For developer users: they should have no access at all to your live environments. This is one of the reasons why application users shouldn't have schema affecting rights: someone with access to a developer account could potentially circumvent their lock-down this way. In test environments too they usually have no access: they would submit patches to QA and the DBA (probably using a root user) for QA would apply the updates to the test environment (in fact this is often automated in large organisations, so the QA DBA is actually a set of scripts that controls rebuilding the test environment for each cycle).

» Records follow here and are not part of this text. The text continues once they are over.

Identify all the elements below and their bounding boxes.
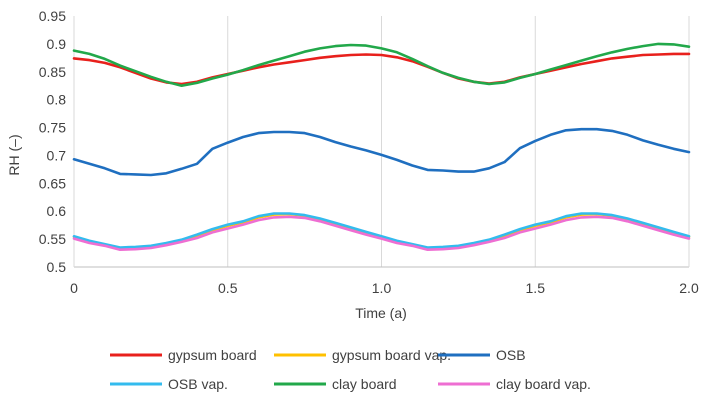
x-tick-label: 0 [70,280,78,296]
x-tick-label: 1.0 [372,280,392,296]
y-tick-label: 0.55 [39,231,66,247]
x-axis-label: Time (a) [355,305,407,321]
legend: gypsum board gypsum board vap. OSB OSB vap.… [110,347,591,392]
y-tick-label: 0.5 [47,259,67,275]
series-line-clay-board-vap [72,215,691,251]
legend-label-gypsum-board-vap: gypsum board vap. [332,347,451,363]
axes: Time (a) RH (–) 0.5 0.55 0.6 0.65 0.7 0.75 0.8… [6,8,699,321]
x-tick-label: 0.5 [218,280,238,296]
legend-label-clay-board: clay board [332,376,397,392]
legend-label-clay-board-vap: clay board vap. [496,376,591,392]
series-lines [72,42,691,251]
series-line-osb [72,127,691,177]
y-axis-label: RH (–) [6,134,22,175]
y-tick-label: 0.9 [47,36,67,52]
y-tick-label: 0.95 [39,8,66,24]
x-tick-label: 2.0 [679,280,699,296]
y-tick-label: 0.85 [39,64,66,80]
gridlines [227,16,536,267]
x-tick-label: 1.5 [526,280,546,296]
series-line-osb-vap [72,212,691,249]
legend-label-gypsum-board: gypsum board [168,347,257,363]
series-line-clay-board [72,42,691,87]
y-tick-label: 0.6 [47,203,67,219]
y-tick-label: 0.7 [47,147,67,163]
legend-label-osb-vap: OSB vap. [168,376,228,392]
legend-label-osb: OSB [496,347,526,363]
y-tick-label: 0.8 [47,92,67,108]
y-tick-label: 0.75 [39,120,66,136]
y-tick-label: 0.65 [39,175,66,191]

In development environments, especially if the devs have their own local copies of the running service, these users should of course have full access to everything in order to be able to experiment.
The above is all general notes though: to make any specific recommendations we would need to know much more about your application(s) and the environments they operate in. The target environment is sometimes more important than you might think: depending on your business environment the rights of your users could even be dictated fairly directly be legal regulations, even in development if your clients ever give you access to real data for diagnostic purposes.